Angry. Sad. Mad. Happy. Scared. Worried. These are emotional labels that beginning writers will often use to tell their reader what a character is feeling. Any character in any story might be afraid. What makes this scare unique? One sure way never to discover that is by labeling your character’s response as “afraid”.
Sure, these words form operable prose, but they lack meaning and they certainly lack creativity. One way we know they lack meaning is the great temptation to put modifiers on either side of them in order to pump them up – really mad, super scared, worried sick.
You don’t need extra words when you write strong, specific prose. Here’s an example.
Make a choice between the following two options.
1) I could tell from the way he was acting, he was really mad.
2) He grew quiet and stared at me as he stood. I could see a faint tremor in his fists as he spoke in a low, rattling growl.
You might get by with #1, but your reader is getting bored. You are telling them the emotion instead of showing it to them.
So what are the solutions?
Simply write the emotion without these words. Better yet, use dialogue to let us hear the emotion. Well written dialogue will allow your reader to accurately infer the emotion while at the same time giving them insight into the character feeling it. This is an elegant solution, and one that gives your reader what they came for. Tweaks such as this will increase the quality of your writing pronto, without a lot of heavy lifting.

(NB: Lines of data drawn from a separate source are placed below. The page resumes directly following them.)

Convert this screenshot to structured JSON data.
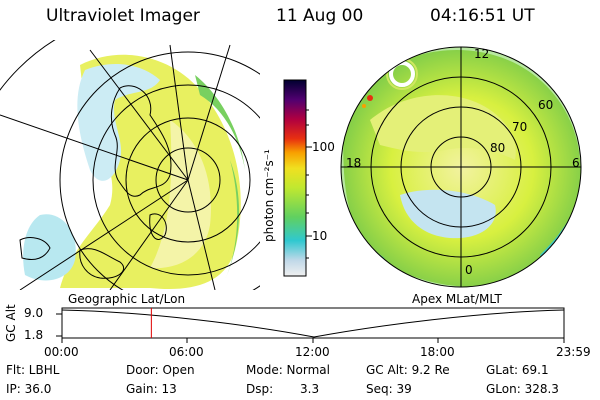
{
  "header": {
    "instrument": "Ultraviolet Imager",
    "date": "11 Aug 00",
    "time": "04:16:51 UT"
  },
  "colorbar": {
    "unit_label": "photon cm⁻²s⁻¹",
    "ticks": [
      "100",
      "10"
    ]
  },
  "left_panel": {
    "caption": "Geographic Lat/Lon"
  },
  "right_panel": {
    "caption": "Apex  MLat/MLT",
    "mlt_labels": [
      "12",
      "18",
      "6",
      "0"
    ],
    "lat_labels": [
      "60",
      "70",
      "80"
    ]
  },
  "altitude_plot": {
    "ylabel": "GC Alt",
    "yticks": [
      "9.0",
      "1.8"
    ],
    "time_ticks": [
      "00:00",
      "06:00",
      "12:00",
      "18:00",
      "23:59"
    ],
    "current_time_fraction": 0.178
  },
  "info": {
    "filter": "Flt: LBHL",
    "door": "Door: Open",
    "mode": "Mode: Normal",
    "gc_alt": "GC Alt: 9.2 Re",
    "glat": "GLat:  69.1",
    "ip": "IP: 36.0",
    "gain": "Gain: 13",
    "dsp_label": "Dsp:",
    "dsp_value": "3.3",
    "seq": "Seq: 39",
    "glon": "GLon: 328.3"
  }
}
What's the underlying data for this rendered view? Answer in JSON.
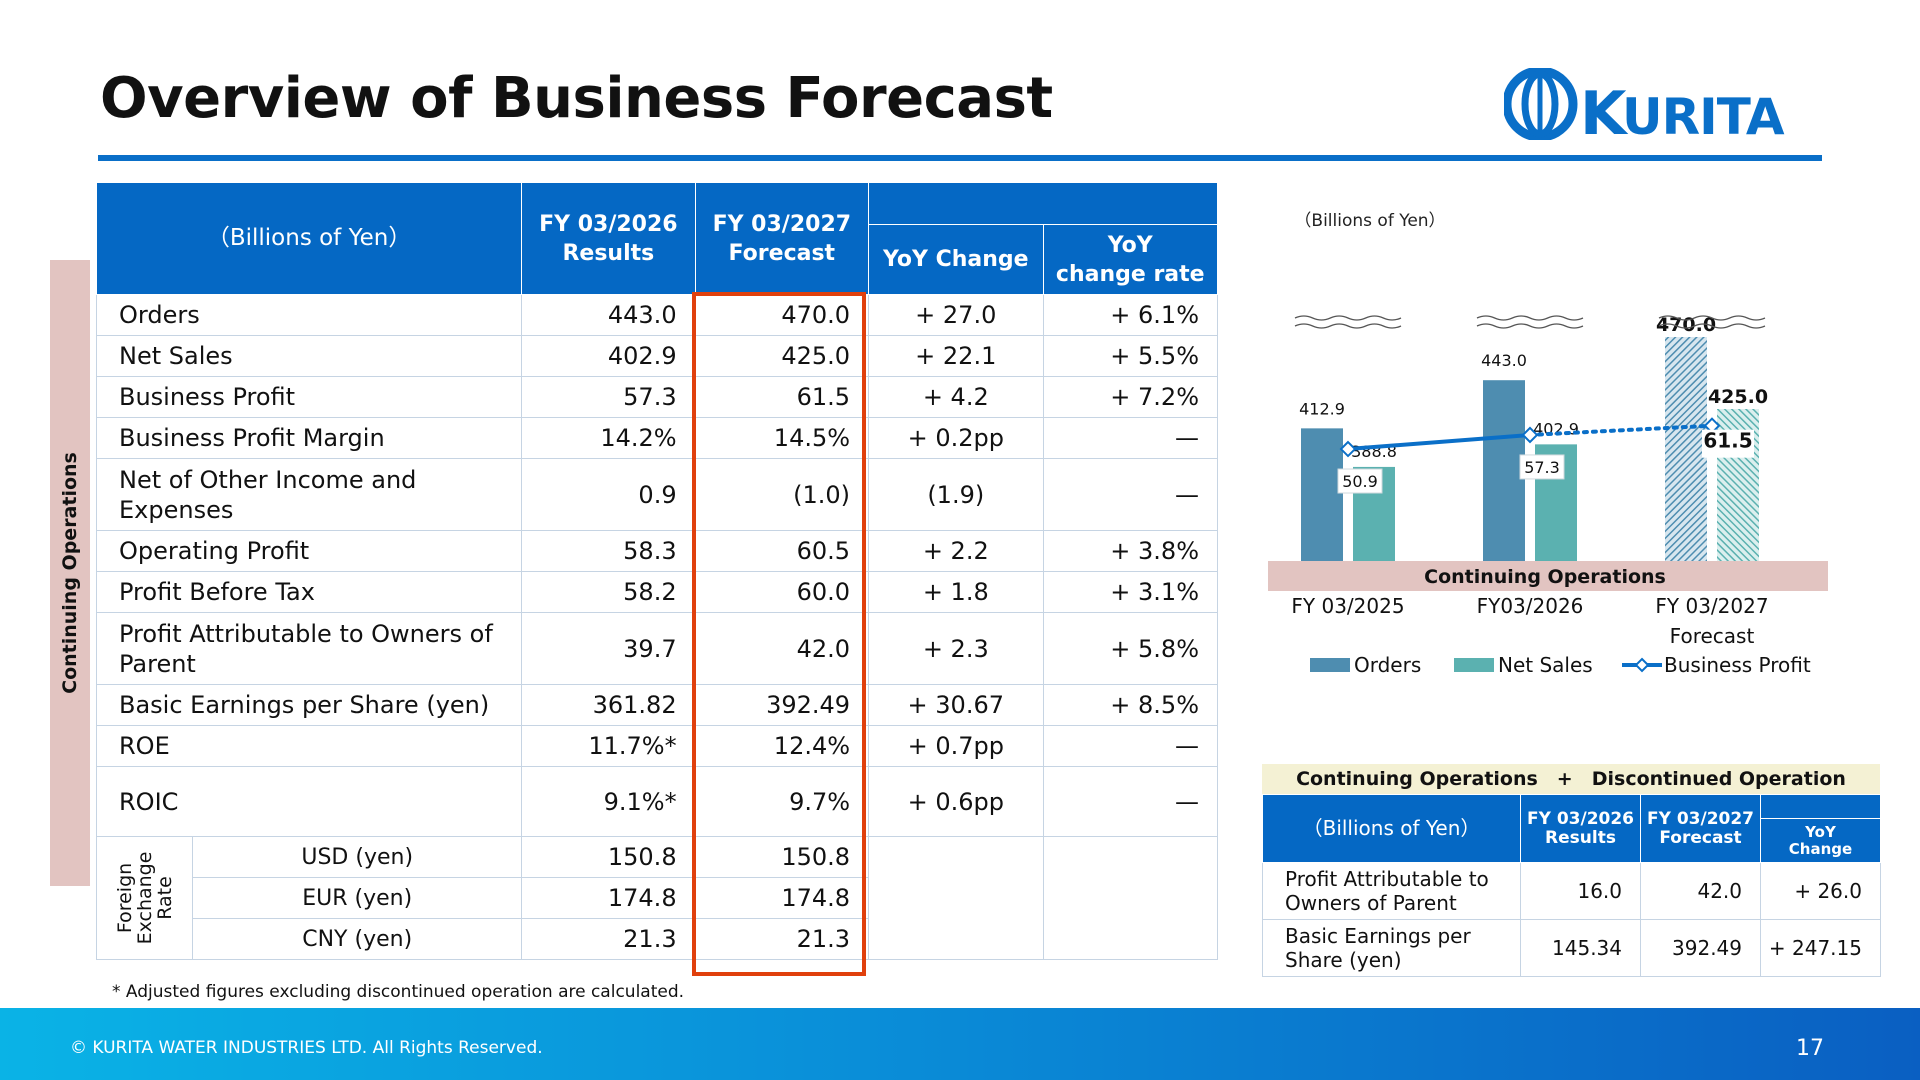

He grew quiet and stared at me as he stood. I could see a faint tremor in his fists as he spoke in a low, rattling growl.
“You should have called before you came over here,” he said.
“You would have only given me one of your hundred excuses – given some lame reason why you weren’t going to see me.”
He took a step forward. “That’s your mistake. I guess you’ll find out in person why I would’ve told you to stay home.”